A thumping like this, however, following two thrilling home wins, makes it difficult to assess the Seahawks’ progress.

They won the NFC West. They advanced to the divisional playoff weekend. But they finished with a losing record, 8-10, their third losing season in a row. They were uncompetitive in all of those losses.

They rescued this season by beating the Rams and winning the division, then beating the Saints last weekend. They reset their mind-set and rediscovered a belief that they could win on do-or-die days.

They awoke a slumbering city with a couple weeks of magic. They probably saved their 2011 season-ticket sales and avoided the ugly specter of blacked-out home games, but they still haven’t found what they’re looking for.
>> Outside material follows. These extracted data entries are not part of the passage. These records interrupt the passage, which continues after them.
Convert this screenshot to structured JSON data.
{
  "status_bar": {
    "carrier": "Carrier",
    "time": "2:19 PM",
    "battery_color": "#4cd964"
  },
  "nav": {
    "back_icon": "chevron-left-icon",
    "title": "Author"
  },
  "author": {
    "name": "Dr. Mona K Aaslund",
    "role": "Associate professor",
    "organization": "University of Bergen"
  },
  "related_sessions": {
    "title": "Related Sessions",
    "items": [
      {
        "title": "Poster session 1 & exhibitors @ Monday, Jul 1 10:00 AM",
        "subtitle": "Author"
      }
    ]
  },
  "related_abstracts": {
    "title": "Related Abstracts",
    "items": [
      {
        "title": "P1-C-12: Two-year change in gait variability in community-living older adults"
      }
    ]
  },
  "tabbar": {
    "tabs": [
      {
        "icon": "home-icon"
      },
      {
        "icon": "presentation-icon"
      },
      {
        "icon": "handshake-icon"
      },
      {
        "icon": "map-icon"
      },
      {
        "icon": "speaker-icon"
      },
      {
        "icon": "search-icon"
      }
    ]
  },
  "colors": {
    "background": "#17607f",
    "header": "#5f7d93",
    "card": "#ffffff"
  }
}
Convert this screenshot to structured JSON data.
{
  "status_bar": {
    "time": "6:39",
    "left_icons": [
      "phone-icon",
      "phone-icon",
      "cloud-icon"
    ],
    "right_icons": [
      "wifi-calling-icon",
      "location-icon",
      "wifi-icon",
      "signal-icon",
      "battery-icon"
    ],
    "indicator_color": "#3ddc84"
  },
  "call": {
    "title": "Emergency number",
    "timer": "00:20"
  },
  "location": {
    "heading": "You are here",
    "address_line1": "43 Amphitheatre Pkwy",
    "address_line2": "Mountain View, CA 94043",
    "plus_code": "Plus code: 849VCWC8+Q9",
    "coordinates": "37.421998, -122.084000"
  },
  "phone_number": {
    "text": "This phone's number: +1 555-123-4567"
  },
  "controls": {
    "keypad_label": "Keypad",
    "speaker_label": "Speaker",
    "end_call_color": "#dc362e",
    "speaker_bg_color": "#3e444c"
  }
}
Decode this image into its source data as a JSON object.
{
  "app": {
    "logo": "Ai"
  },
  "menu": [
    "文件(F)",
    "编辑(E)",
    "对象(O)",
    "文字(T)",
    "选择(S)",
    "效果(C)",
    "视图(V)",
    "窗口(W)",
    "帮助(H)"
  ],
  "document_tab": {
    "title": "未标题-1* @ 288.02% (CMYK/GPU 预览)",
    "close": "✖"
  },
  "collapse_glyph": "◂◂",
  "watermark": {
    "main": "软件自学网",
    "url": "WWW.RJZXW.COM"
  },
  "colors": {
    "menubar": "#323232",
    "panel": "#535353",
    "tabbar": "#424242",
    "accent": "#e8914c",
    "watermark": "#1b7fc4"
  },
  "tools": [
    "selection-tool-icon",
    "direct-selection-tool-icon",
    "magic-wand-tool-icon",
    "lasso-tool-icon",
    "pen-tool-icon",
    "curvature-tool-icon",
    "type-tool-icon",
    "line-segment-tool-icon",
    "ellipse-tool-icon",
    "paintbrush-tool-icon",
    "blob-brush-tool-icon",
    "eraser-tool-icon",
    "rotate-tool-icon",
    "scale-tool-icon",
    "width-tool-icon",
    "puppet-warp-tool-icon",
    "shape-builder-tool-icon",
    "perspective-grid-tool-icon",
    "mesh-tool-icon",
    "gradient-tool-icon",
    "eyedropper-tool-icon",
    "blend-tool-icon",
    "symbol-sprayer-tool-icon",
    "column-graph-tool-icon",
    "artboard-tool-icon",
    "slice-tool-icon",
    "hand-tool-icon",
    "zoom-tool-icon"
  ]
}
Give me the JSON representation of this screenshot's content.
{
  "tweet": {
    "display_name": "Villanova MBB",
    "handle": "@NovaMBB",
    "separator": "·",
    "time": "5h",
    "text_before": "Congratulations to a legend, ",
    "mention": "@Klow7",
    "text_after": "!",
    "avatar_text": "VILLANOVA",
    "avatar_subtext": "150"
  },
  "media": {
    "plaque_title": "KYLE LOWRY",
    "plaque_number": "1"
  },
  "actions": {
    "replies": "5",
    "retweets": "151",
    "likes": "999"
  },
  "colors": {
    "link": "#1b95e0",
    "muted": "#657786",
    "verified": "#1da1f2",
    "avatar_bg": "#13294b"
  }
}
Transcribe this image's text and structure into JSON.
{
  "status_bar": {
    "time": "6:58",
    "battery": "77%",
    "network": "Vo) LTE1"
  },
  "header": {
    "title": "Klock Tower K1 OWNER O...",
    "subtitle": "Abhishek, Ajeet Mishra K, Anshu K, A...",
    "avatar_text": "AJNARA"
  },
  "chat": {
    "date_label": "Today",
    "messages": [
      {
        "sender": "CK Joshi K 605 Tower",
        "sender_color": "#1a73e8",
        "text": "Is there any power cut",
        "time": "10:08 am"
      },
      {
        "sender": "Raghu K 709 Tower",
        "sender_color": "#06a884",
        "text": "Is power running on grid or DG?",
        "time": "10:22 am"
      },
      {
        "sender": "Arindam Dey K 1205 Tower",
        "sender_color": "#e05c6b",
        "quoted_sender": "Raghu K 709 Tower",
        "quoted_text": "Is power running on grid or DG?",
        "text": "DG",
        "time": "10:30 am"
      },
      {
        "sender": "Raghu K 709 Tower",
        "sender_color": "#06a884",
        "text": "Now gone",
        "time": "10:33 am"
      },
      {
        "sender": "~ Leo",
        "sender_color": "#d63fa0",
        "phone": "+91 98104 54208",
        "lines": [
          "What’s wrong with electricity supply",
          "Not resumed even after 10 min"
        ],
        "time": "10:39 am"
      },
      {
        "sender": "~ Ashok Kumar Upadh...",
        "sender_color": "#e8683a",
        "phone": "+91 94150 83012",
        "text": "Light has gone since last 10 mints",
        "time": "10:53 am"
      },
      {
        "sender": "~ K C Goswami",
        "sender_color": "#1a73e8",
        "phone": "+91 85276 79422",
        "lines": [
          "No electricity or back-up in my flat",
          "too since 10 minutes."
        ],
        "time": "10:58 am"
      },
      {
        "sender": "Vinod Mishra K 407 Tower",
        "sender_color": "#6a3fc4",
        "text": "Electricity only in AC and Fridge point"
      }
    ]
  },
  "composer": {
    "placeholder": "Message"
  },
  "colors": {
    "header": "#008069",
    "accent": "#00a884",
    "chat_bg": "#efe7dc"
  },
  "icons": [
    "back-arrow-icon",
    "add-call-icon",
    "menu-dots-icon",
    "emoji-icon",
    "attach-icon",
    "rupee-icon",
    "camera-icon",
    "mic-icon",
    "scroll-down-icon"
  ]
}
“I feel like we’ve made a lot of progress,” Carroll said. “I think we’ve come together. It took us the whole season to get to the point where we really understood how hard the work needs to be to get yourself to play at a really high level. We dipped in and out of it at times this year.

“I think these guys understand where we’re going and what we are trying to get done. … We need to keep building on that. We will continue to compete to make that better in every way and to continue to upgrade anyway we can.”

The Seahawks need to draft another offensive lineman who can start like left tackle Russell Okung did this season. They need to improve at cornerback. They need more speed at wide receiver, and even if they re-sign Hasselbeck, they will soon have to look for their quarterback of the future.

Still, this trip to the playoffs was huge for the future. It gave the Hawks a confidence they haven’t had since 2007.

“Things started to turn over for us a little bit at the end of the season,” wide receiver Ben Obomanu said. “The last couple of seasons there’s been a lot of question marks at the end. You didn’t know who was going to be back. You didn’t know anything.

“After this game, a lot of guys have a lot of hopes. We’re just a couple of pieces away, a couple of plays away, some experience away from doing something special.”

The Seahawks reached their modest goal. They reclaimed the West. But the Bears exposed them on Sunday, a biting reminder of the hard work ahead.